Metin SÖNMEZ


ÇÖPTEN GÜNLER…

Eskiye rağbet olsa, bit pazarına nur yağardı derler…


Eskiye rağbet olsa, bit pazarına nur yağardı derler…

Bu söz için, ne güzel de söylemiş atalar, nur içinde yatalar ifadesini kullanamıyoruz siyaset adına. Zira hemen hemen her parti, birbirinin eksini allayıp, pullayıp cilalayıp bir kez daha seçmenin karşısına çıkarmakla meşgul.

Ülke sathında yaşanan bu durum, Kayseri’ye de sirayet etmiş vaziyette. Hem de bugüne kadar hiç görülmemiş çoğunlukta.
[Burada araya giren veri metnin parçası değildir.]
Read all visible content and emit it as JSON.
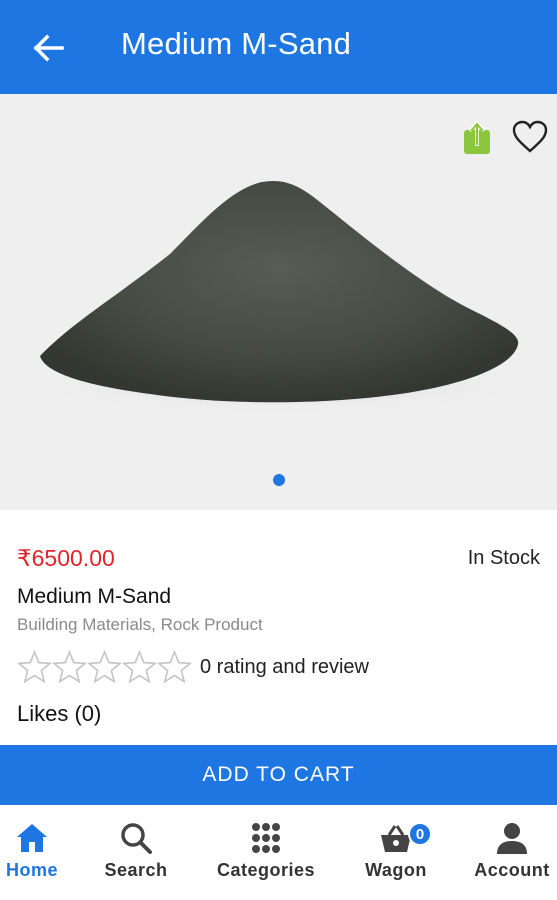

Bir partide umduğunu bulamayan, hop bir başka partiye geçerek çoktan aday oldu bile.

Biz buradan ne anlıyoruz, siyasetin ne denli omurgasızca yapıldığını tabii ki…

Ceket olmadı, gömlek verelim abi diyen cevval satıcıları bilirsiniz. Benzer bir durum var karşımızda. A Partisi olmadı B’ye… B olmadıysa C’ye giden isimleri artan sayılarıyla görmek, artık vakayı adiyeden sayılır hale geldi.

Kayseri metropolünde de, ilçelerinde de eski isimler, yeni partileriyle arz-ı endam etmekle meşgul.  Seçimlere de şunun şurasında 22 gün kaldı. Belki de bahsi geçen malum isimler arasında seçim kazanabilecekler de vardır. Fakat orta yerde duran muazzam bir sıkıntı var. Toplumsal savrulmayı dibine kadar yaşıyoruz. İnsanların inandığı değerler, savunduğu fikirler en küçük bir çıkar karşısında akla hayale gelmeyecek noktaya doğru yol alıyor. Rüzgâr nereden eserse o yönde hareket edenler mi istersiniz, en küçük menfaat karşısında kırk kılığa girenler mi; ne ararsanız var. Hele bu tip ve modeller say, sırala bitmez...

Toplumsal savrulmadan nasibini alan yalnızca siyaset mi derseniz cevap elbette ‘hayır’ olur… Her alanda her meslek grubunda milim çıkarı için 180 dereceyi her açıdan dönerek tamamlayanlar üzgünüm ama revaçta. Çünkü liyakat ayaklar altına alınınca, ipin altında üstünde oynayan madrabazların el üstünde tutulduğu günlerden geçiyoruz.

İyiye, güzele dair ne kadar hasletlerimiz varsa, üzerinde tepine tepine bugünlere geldik. Şimdi oturmuş hep birlikte ağlıyoruz, “Bize ne oldu” diye… Ben söyleyeyim size; elinin körüdür olan… Her türlü yılışıklığa, sahtekârlığa, üçkâğıtçılığa, adına bile söylemekte problem yaşayan türedi tiplerin sırf siyasi saiklerle mevki makam sahibi yapılmasıyla geldiğimiz yerin adıdır. Adalet ve vicdan mendil gibi buruşturularak çöpe atılınca, çöpten karşımıza çıkan insanlarla yol almak durumunda kalıyoruz. Yaşadığımız haksızlık, hukuksuzluk ve seviyesizlik karşısında sustuğumuz ve dahi göz yumduğumuz için, çöpten günlere mahkûmuz, vesselam.